Safaricom entry into start-up funding, welcomed

Kenyan telco Safaricom launched its Spark Venture Fund aimed at investing in late seed and early growth start-ups.

Spark Venture Fund will have $1 million to invest in companies in Kenya over the next two years.

John Kieti director at m:Lab East Africa, a mobile start-up incubation centre, welcomes the fund into the Nairobi tech ecosystem and says it is an added advantage for the market.

The Spark fund aims to invest at minimum $75,000 to maximum of $250,000 for great ideas ranging from mobile payments, media content, SME cloud solutions and Data/Messaging. Companies need to have been operational and have some users.

“Entry of Safaricom into the venture funding space is the turning of a new page in Nairobi’s start-up ecosystem. The space has been in dire need for more venture capital to match local access to capital gaps,” Kieti told ITWeb Africa.

“Safaricom’s fund is small and is a pale comparison with other corporate VC funds such as Google Ventures, Qualcomm Ventures, Intel Capital, etc.

“It is however a strong message of confidence in the fledgling start-up ecosystem by a local corporate. It ushers in an era of local corporate VCs playing in the start-up scene as strategic positioning by local corporates to remain innovative, growth oriented and future proof,” he added.

Kieti however cautioned on some of the challenges that are facing the funding system in the region.

“At the early growth stage, many start-ups have an idea that they should raise more funding to scale faster. But many of them are not prepared for the intensity of fund raising itself and the rigour of due diligence by investors,” he said.

Kieti explains that some of the investment deals fall through because either the start-ups did not commit themselves fully to the fundraising process or had many red flags during the fundraising process.

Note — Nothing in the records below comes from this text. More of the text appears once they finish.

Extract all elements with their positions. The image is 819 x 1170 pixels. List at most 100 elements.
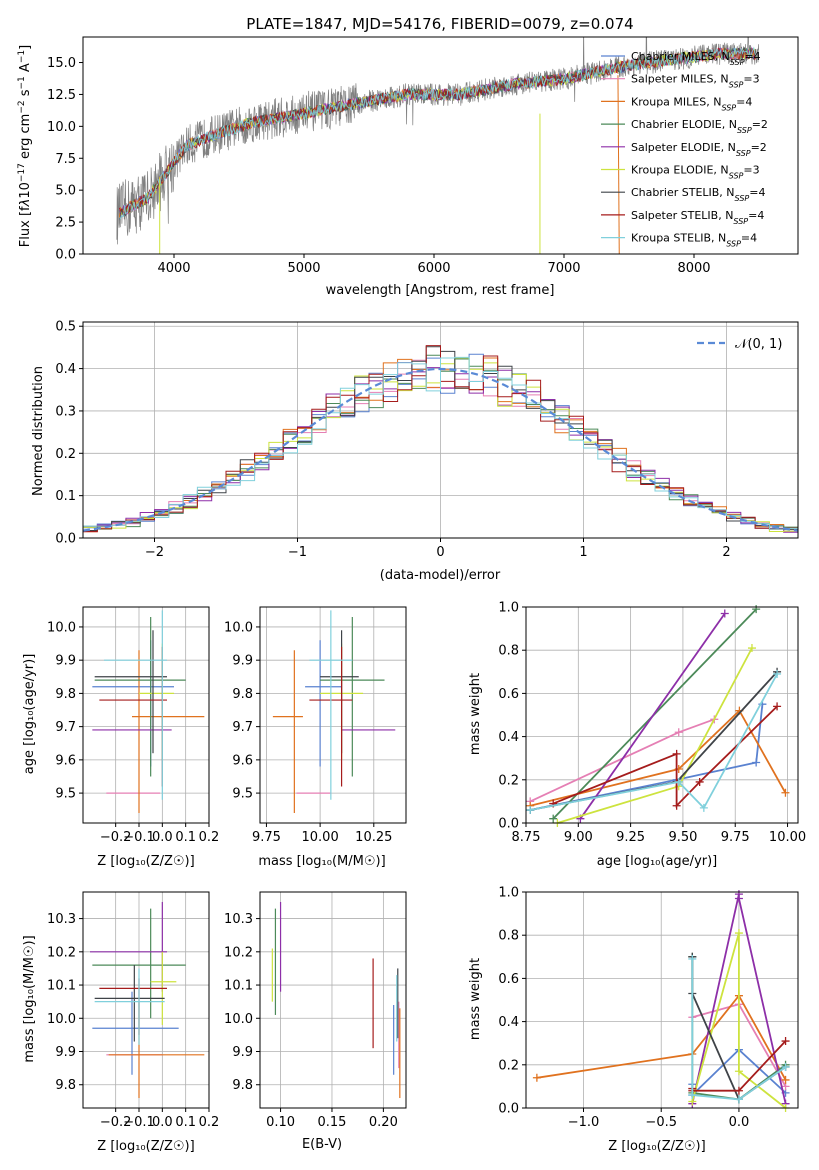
age-mass-xlabel: mass [log₁₀(M/M☉)]	[258, 854, 385, 869]
p7-series-marker-8-1	[688, 1091, 697, 1100]
p4-series-marker-8-1	[674, 777, 683, 786]
p6-ytick-label-0: 9.8	[232, 1078, 253, 1093]
p7-xtick-label-0: −1.0	[568, 1115, 600, 1130]
p0-ytick-label-3: 7.5	[55, 152, 76, 167]
p0-ytick-label-4: 10.0	[47, 120, 76, 135]
p4-series-marker-8-3	[773, 669, 782, 678]
p2-ytick-label-0: 9.5	[55, 787, 76, 802]
p5-ytick-label-3: 10.1	[47, 979, 76, 994]
p7-xtick-label-1: −0.5	[645, 1115, 677, 1130]
p3-ytick-label-2: 9.7	[232, 720, 253, 735]
mass-z-ylabel: mass [log₁₀(M/M☉)]	[22, 935, 37, 1062]
p7-series-line-2	[536, 994, 787, 1081]
p7-series-marker-2-0	[532, 1073, 541, 1082]
p6-ytick-label-4: 10.2	[224, 945, 253, 960]
p3-ytick-label-4: 9.9	[232, 654, 253, 669]
p7-series-marker-8-3	[781, 1062, 790, 1071]
legend-label-8: Kroupa STELIB, NSSP=4	[631, 232, 757, 249]
hist-xlabel: (data-model)/error	[380, 568, 501, 583]
p1-frame	[82, 321, 799, 539]
p5-ytick-label-4: 10.2	[47, 945, 76, 960]
p2-xtick-label-1: −0.1	[123, 830, 155, 845]
p3-ytick-label-1: 9.6	[232, 753, 253, 768]
p3-frame	[259, 606, 407, 824]
p4-series-marker-3-0	[549, 814, 558, 823]
p0-ytick-label-0: 0.0	[55, 248, 76, 263]
p5-ytick-label-0: 9.8	[55, 1078, 76, 1093]
p6-frame	[259, 891, 407, 1109]
hist-step-7	[83, 345, 798, 538]
p4-series-marker-8-0	[526, 806, 535, 815]
p7-ytick-label-1: 0.2	[498, 1058, 519, 1073]
p4-series-line-2	[529, 709, 787, 807]
p4-xtick-label-2: 9.25	[616, 830, 645, 845]
p7-series-marker-4-2	[734, 894, 743, 903]
p5-ytick-label-5: 10.3	[47, 912, 76, 927]
p1-ytick-label-0: 0.0	[55, 532, 76, 547]
p1-ytick-label-3: 0.3	[55, 404, 76, 419]
p2-xtick-label-0: −0.2	[100, 830, 132, 845]
legend-label-5: Kroupa ELODIE, NSSP=3	[631, 164, 760, 181]
hist-ylabel: Normed distribution	[31, 366, 46, 496]
p0-ytick-label-1: 2.5	[55, 216, 76, 231]
p4-series-marker-1-1	[674, 728, 683, 737]
p3-xtick-label-1: 10.00	[302, 830, 339, 845]
p7-xtick-label-2: 0.0	[729, 1115, 750, 1130]
p0-ytick-label-6: 15.0	[47, 56, 76, 71]
p1-xtick-label-0: −2	[145, 545, 164, 560]
p5-xtick-label-0: −0.2	[100, 1115, 132, 1130]
p4-series-marker-7-1	[672, 749, 681, 758]
p5-xtick-label-2: 0.0	[152, 1115, 173, 1130]
p7-series-line-5	[691, 932, 787, 1109]
p4-xtick-label-3: 9.50	[668, 830, 697, 845]
p2-ytick-label-1: 9.6	[55, 753, 76, 768]
p0-ytick-label-2: 5.0	[55, 184, 76, 199]
p7-series-marker-7-3	[781, 1037, 790, 1046]
p5-frame	[82, 891, 210, 1109]
p2-frame	[82, 606, 210, 824]
p4-xtick-label-1: 9.00	[564, 830, 593, 845]
plot-layer: 4000 5000 6000 7000 80000.02.55.07.510.012.5…	[47, 36, 806, 1130]
p7-ytick-label-2: 0.4	[498, 1015, 519, 1030]
mass-z-xlabel: Z [log₁₀(Z/Z☉)]	[97, 1139, 194, 1154]
hist-normal-curve	[82, 367, 799, 532]
p3-xtick-label-0: 9.75	[252, 830, 281, 845]
mass-ebv-xlabel: E(B-V)	[302, 1137, 342, 1152]
p7-series-marker-8-2	[734, 1095, 743, 1104]
age-z-xlabel: Z [log₁₀(Z/Z☉)]	[97, 854, 194, 869]
p7-series-marker-8-0	[688, 954, 697, 963]
p0-xtick-label-2: 6000	[417, 261, 450, 276]
legend-label-3: Chabrier ELODIE, NSSP=2	[631, 118, 768, 135]
p7-frame	[525, 891, 799, 1109]
p4-series-marker-4-1	[720, 609, 729, 618]
p3-ytick-label-0: 9.5	[232, 787, 253, 802]
spectrum-title: PLATE=1847, MJD=54176, FIBERID=0079, z=0…	[246, 15, 633, 33]
p4-series-marker-8-2	[699, 803, 708, 812]
p1-xtick-label-4: 2	[722, 545, 730, 560]
p4-ytick-label-1: 0.2	[498, 773, 519, 788]
p4-ytick-label-3: 0.6	[498, 687, 519, 702]
p0-xtick-label-3: 7000	[547, 261, 580, 276]
spectrum-spike-2	[617, 75, 620, 254]
legend-label-1: Salpeter MILES, NSSP=3	[631, 73, 760, 90]
p2-ytick-label-2: 9.7	[55, 720, 76, 735]
p7-ytick-label-5: 1.0	[498, 886, 519, 901]
p4-series-marker-7-2	[672, 801, 681, 810]
p6-ytick-label-2: 10.0	[224, 1012, 253, 1027]
p4-ytick-label-4: 0.8	[498, 644, 519, 659]
p4-series-marker-3-1	[752, 605, 761, 614]
p2-xtick-label-4: 0.2	[199, 830, 220, 845]
p3-ytick-label-5: 10.0	[224, 620, 253, 635]
p4-series-line-8	[530, 673, 778, 811]
p7-ytick-label-3: 0.6	[498, 972, 519, 987]
p2-ytick-label-4: 9.9	[55, 654, 76, 669]
p1-xtick-label-3: 1	[579, 545, 587, 560]
p0-ytick-label-5: 12.5	[47, 88, 76, 103]
p2-xtick-label-2: 0.0	[152, 830, 173, 845]
p0-xtick-label-4: 8000	[677, 261, 710, 276]
hist-legend-label: 𝒩(0, 1)	[735, 337, 782, 352]
spectrum-model-line-7	[118, 47, 757, 214]
p2-ytick-label-3: 9.8	[55, 687, 76, 702]
p1-ytick-label-2: 0.2	[55, 447, 76, 462]
p5-xtick-label-4: 0.2	[199, 1115, 220, 1130]
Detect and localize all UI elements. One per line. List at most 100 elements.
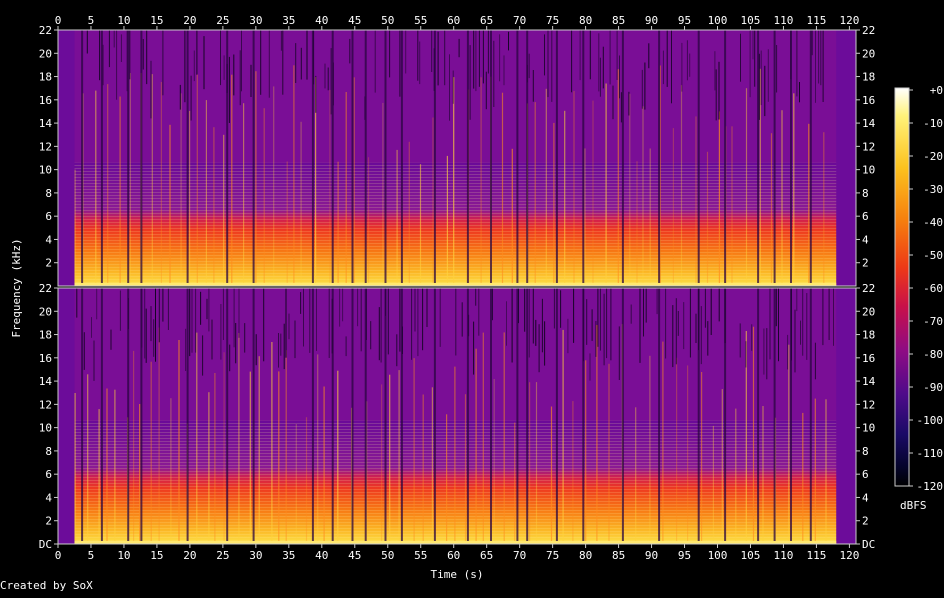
dark-speckle	[675, 298, 677, 365]
dark-speckle	[278, 333, 279, 368]
dark-speckle	[145, 308, 147, 363]
quiet-dip	[724, 288, 727, 544]
quiet-dip	[226, 30, 229, 286]
dark-speckle	[639, 288, 641, 363]
y-tick-label: 6	[862, 210, 869, 223]
transient-streak	[564, 110, 566, 286]
dark-speckle	[833, 288, 834, 346]
dark-speckle	[389, 30, 391, 78]
transient-streak	[305, 417, 308, 544]
dark-speckle	[119, 290, 121, 331]
panel-frame	[57, 29, 857, 287]
dark-speckle	[710, 288, 712, 335]
dark-speckle	[787, 334, 789, 370]
dark-speckle	[524, 288, 526, 332]
footer-credit: Created by SoX	[0, 579, 93, 592]
x-tick-label: 10	[117, 549, 130, 562]
dark-speckle	[268, 30, 270, 98]
quiet-dip	[516, 30, 519, 286]
dark-speckle	[108, 30, 110, 68]
dark-speckle	[370, 321, 372, 350]
dark-speckle	[233, 54, 235, 96]
quiet-dip	[790, 30, 792, 286]
x-tick-label: 85	[612, 14, 625, 27]
dark-speckle	[764, 65, 766, 117]
dark-speckle	[324, 63, 326, 89]
transient-streak	[511, 148, 513, 286]
dark-speckle	[475, 288, 477, 306]
x-tick-label: 80	[579, 14, 592, 27]
dark-speckle	[437, 31, 439, 86]
quiet-dip	[697, 288, 700, 544]
dark-speckle	[643, 288, 644, 337]
quiet-dip	[252, 30, 255, 286]
transient-streak	[389, 374, 391, 544]
dark-speckle	[485, 71, 487, 110]
x-tick-label: 90	[645, 549, 658, 562]
dark-speckle	[387, 288, 389, 355]
transient-streak	[793, 93, 795, 286]
dark-speckle	[672, 305, 674, 368]
transient-streak	[712, 425, 714, 544]
quiet-dip	[658, 288, 661, 544]
transient-streak	[329, 89, 331, 287]
dark-speckle	[815, 30, 816, 103]
y-tick-label: 6	[862, 468, 869, 481]
quiet-dip	[466, 30, 469, 286]
dark-speckle	[189, 288, 191, 357]
dark-speckle	[758, 53, 760, 120]
dark-speckle	[233, 288, 235, 348]
transient-streak	[293, 65, 295, 286]
dark-speckle	[238, 288, 240, 338]
colorbar-tick-label: -120	[917, 480, 944, 493]
dark-speckle	[794, 309, 796, 373]
dark-speckle	[475, 30, 477, 92]
transient-streak	[129, 73, 131, 286]
colorbar-ticks: +0 -10 -20 -30 -40 -50 -60 -70 -80 -90 -100 -110 -12…	[909, 84, 943, 493]
transient-streak	[87, 374, 89, 544]
dark-speckle	[538, 324, 540, 373]
transient-streak	[446, 414, 448, 544]
quiet-dip	[100, 288, 103, 544]
transient-streak	[649, 355, 651, 544]
y-tick-label: 18	[862, 329, 875, 342]
transient-streak	[788, 344, 790, 544]
dark-speckle	[612, 85, 614, 120]
transient-streak	[454, 366, 456, 544]
transient-streak	[139, 404, 141, 544]
dark-speckle	[229, 344, 231, 372]
dark-speckle	[150, 60, 152, 119]
colorbar-tick-label: -70	[923, 315, 943, 328]
colorbar-tick-label: -30	[923, 183, 943, 196]
y-tick-label: 18	[862, 71, 875, 84]
x-tick-label: 50	[381, 14, 394, 27]
transient-streak	[814, 398, 816, 544]
quiet-dip	[658, 30, 661, 286]
quiet-dip	[384, 288, 387, 544]
transient-streak	[480, 77, 482, 286]
dark-speckle	[609, 30, 611, 85]
dark-speckle	[553, 288, 555, 329]
dark-speckle	[775, 288, 777, 327]
quiet-dip	[433, 30, 436, 286]
dark-speckle	[715, 69, 717, 121]
dark-speckle	[718, 61, 720, 120]
x-tick-label: 0	[55, 549, 62, 562]
dark-speckle	[288, 313, 290, 340]
transient-streak	[731, 126, 733, 286]
dark-speckle	[113, 30, 115, 48]
transient-streak	[381, 384, 383, 544]
dark-speckle	[811, 30, 813, 56]
x-tick-label: 30	[249, 14, 262, 27]
silence-start	[58, 30, 75, 286]
dark-speckle	[120, 34, 122, 62]
y-tick-label: 20	[862, 47, 875, 60]
dark-speckle	[417, 288, 419, 357]
x-tick-label: 20	[183, 549, 196, 562]
transient-streak	[158, 327, 160, 544]
quiet-dip	[809, 30, 812, 286]
dark-speckle	[695, 313, 697, 343]
dark-speckle	[560, 290, 562, 328]
dark-speckle	[444, 30, 446, 86]
transient-streak	[545, 88, 547, 286]
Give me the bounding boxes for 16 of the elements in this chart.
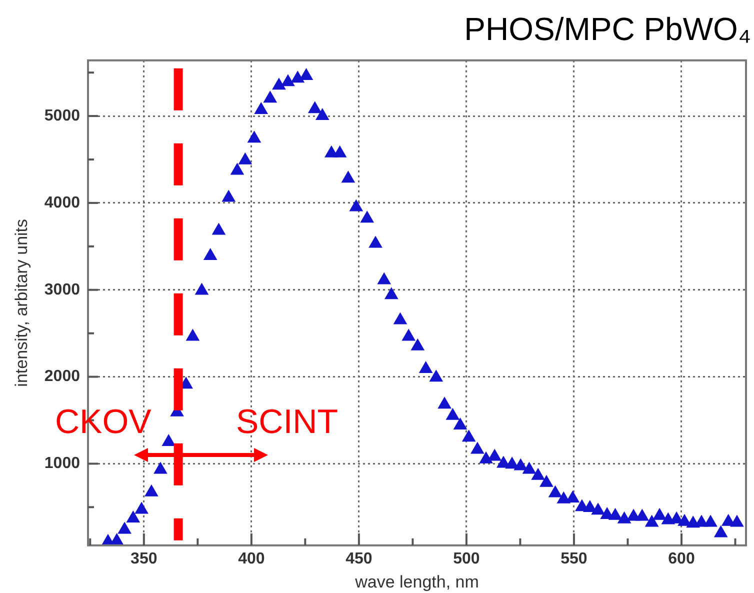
chart-title: PHOS/MPC PbWO₄ [464, 11, 751, 48]
x-tick-label: 500 [453, 550, 480, 568]
annotation: CKOV [55, 403, 152, 442]
y-axis-title: intensity, arbitary units [12, 218, 31, 387]
y-tick-label: 3000 [44, 281, 80, 298]
y-tick-label: 5000 [44, 107, 80, 124]
y-tick-label: 2000 [44, 368, 80, 386]
x-tick-label: 350 [130, 550, 158, 568]
x-tick-label: 550 [560, 550, 588, 568]
x-tick-label: 600 [668, 550, 695, 568]
x-tick-label: 400 [238, 550, 265, 568]
y-tick-label: 4000 [44, 194, 80, 212]
annotation: SCINT [236, 403, 338, 442]
x-tick-label: 450 [346, 550, 372, 568]
y-tick-label: 1000 [44, 455, 80, 472]
x-axis-title: wave length, nm [354, 572, 479, 592]
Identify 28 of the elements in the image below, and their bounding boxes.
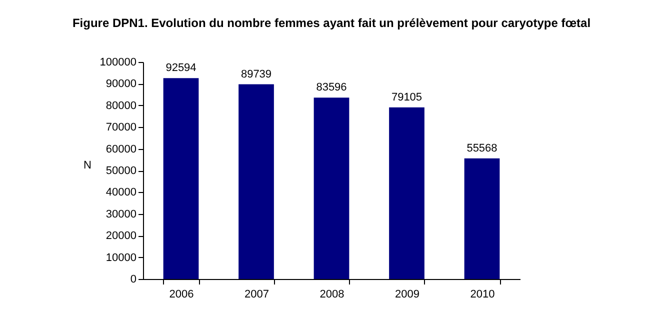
bar xyxy=(464,158,500,279)
data-label: 83596 xyxy=(316,82,347,94)
data-label: 89739 xyxy=(240,68,272,80)
data-label: 79105 xyxy=(391,91,422,104)
bar xyxy=(314,98,350,279)
x-tick-label: 2010 xyxy=(470,288,495,300)
x-tick-label: 2006 xyxy=(169,288,194,300)
chart-title: Figure DPN1. Evolution du nombre femmes ayant fait un prélèvement pour caryotype fœtal xyxy=(72,16,591,30)
data-label: 55568 xyxy=(466,142,498,154)
y-tick-label: 20000 xyxy=(106,230,136,242)
y-axis-title: N xyxy=(84,160,92,172)
y-tick-label: 90000 xyxy=(106,78,136,90)
bar xyxy=(163,78,199,279)
y-tick-label: 40000 xyxy=(106,186,136,199)
y-tick-label: 80000 xyxy=(106,100,136,112)
y-tick-label: 100000 xyxy=(100,56,136,68)
x-tick-label: 2008 xyxy=(320,288,344,300)
x-tick-label: 2007 xyxy=(244,288,269,300)
y-tick-label: 60000 xyxy=(106,143,136,156)
y-tick-label: 30000 xyxy=(106,208,136,220)
y-tick-label: 70000 xyxy=(106,122,136,134)
x-tick-label: 2009 xyxy=(395,288,420,300)
data-label: 92594 xyxy=(166,62,196,74)
y-tick-label: 50000 xyxy=(106,165,136,177)
bar xyxy=(389,107,424,279)
bar xyxy=(238,84,274,279)
y-tick-label: 10000 xyxy=(106,252,136,264)
y-tick-label: 0 xyxy=(130,274,136,286)
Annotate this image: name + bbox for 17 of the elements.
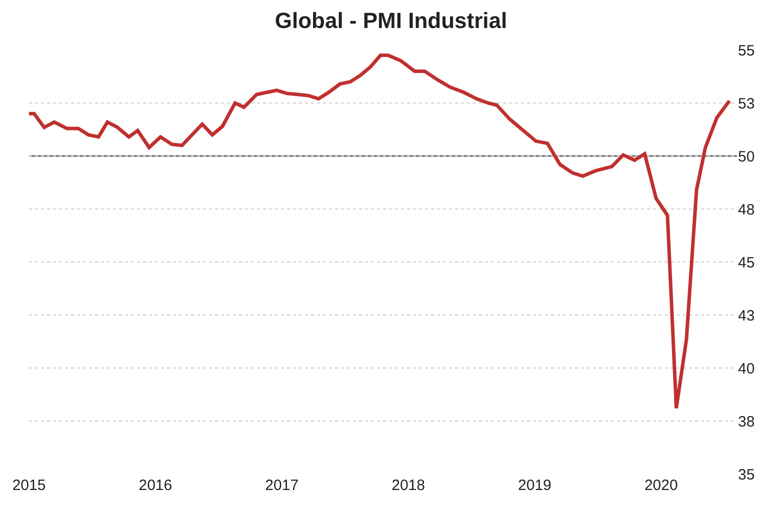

“Many start-ups simply don't commit enough resources to the venture fund raising process,” Kieti said.

However, he called on many more investors to join the funding market to offer variety and alternatives.

“Although there are a number of funds setting up camp in East Africa, they are still few and very countable. Considering the funds’ unique mandates, funding philosophies, and ticket sizes, it’s not unexpected for an investable start-up to be a mismatch for all the funds around. So to start with, the ecosystem needs many more diverse funds - assuming there’s a growing number of good quality investment opportunities for them,” he stated.